Pleading Economic Loss in the Context of Price Rebounds
The Second Circuit vacated the district court’s dismissal and, in doing so, rejected the line of lower court decisions (relied upon by the district court) that held that a securities fraud plaintiff suffers no economic loss where the stock price rebounds above the plaintiff’s purchase price after the final alleged corrective disclosure. In reversing the district court, the Second Circuit found that the lower court’s analysis was inconsistent with the traditional out-of-pocket measure of damages which permits a plaintiff to recover damages for economic loss based upon the difference between the price paid for the stock and the value of the stock when bought. The Second Circuit also held that the district court’s reasoning did not comport with the “bounce back” provision in the Private Securities Litigation Reform Act of 1995 (PSLRA). This statutory provision caps the amount of damages available in a securities fraud action to the difference between the purchase price paid and the mean trading price of the stock during a 90-day period after the corrective disclosure is disseminated to the market. The court further explained it would be improper to offset gains that the plaintiff recovers after the fraud becomes known against losses caused by the revelation of the fraud if the stock recovers value for completely unrelated reasons because such a holding would place the plaintiff in a worse position than it would have been in absent the fraud.

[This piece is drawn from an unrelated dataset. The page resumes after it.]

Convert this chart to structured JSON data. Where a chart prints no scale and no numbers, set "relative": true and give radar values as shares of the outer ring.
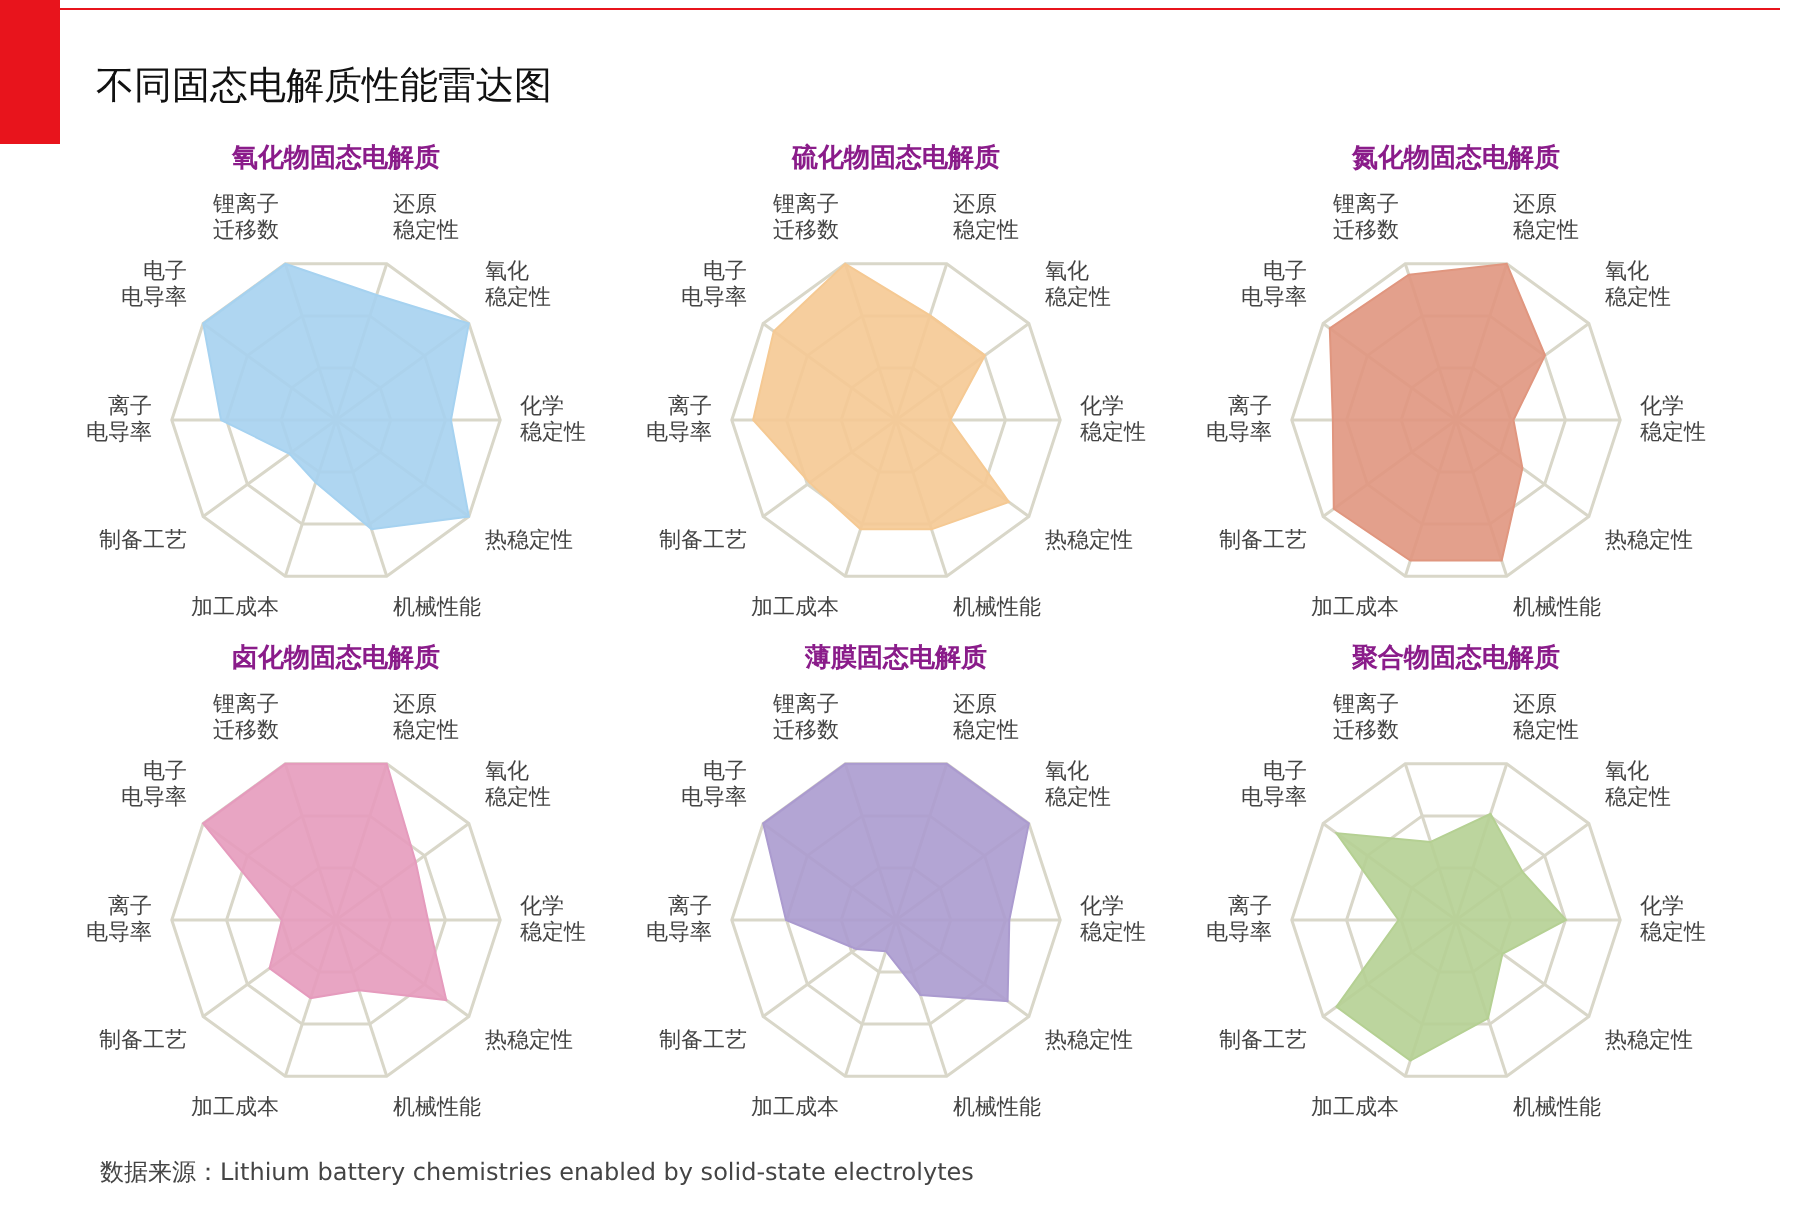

The Second Circuit found that the plaintiff had satisfied the pleading requirements of Dura because it alleged something more than the mere fact that it had purchased NEP shares at an inflated price; specifically, the plaintiff alleged that the price of NEP stock dropped after the alleged fraud became known. Although it was undisputed that the NEP stock price recovered above the plaintiff’s average purchase price, the court stated that it did not know at the pleading stage whether those price rebounds represented the market’s reaction to the alleged corrective disclosure or whether they represented unrelated gains in the company’s stock price. Drawing all favorable inferences in favor of the plaintiff for purposes of evaluating a motion to dismiss, the court assumed that the price rose for reasons unrelated to the initial drop. Consequently, the court held that at this stage of the litigation, the subsequent price recovery did not negate the inference that the plaintiff had suffered an economic loss. Accordingly, the Second Circuit concluded that dismissal as a matter of law on economic loss grounds was inappropriate.
The Second Circuit’s decision in China North East Petroleum is important because it holds that a stock price rebound following a corrective disclosure does not necessarily mean that a plaintiff cannot prove economic loss or loss causation. In jurisdictions that follow this decision, it will be more difficult to obtain dismissal on the pleadings due to the absence of economic loss or loss causation as a matter of law. Instead, in such jurisdictions, defendants will need to develop evidence at the class certification and/or summary judgment stage to link the subsequent price recovery to the alleged corrective disclosure.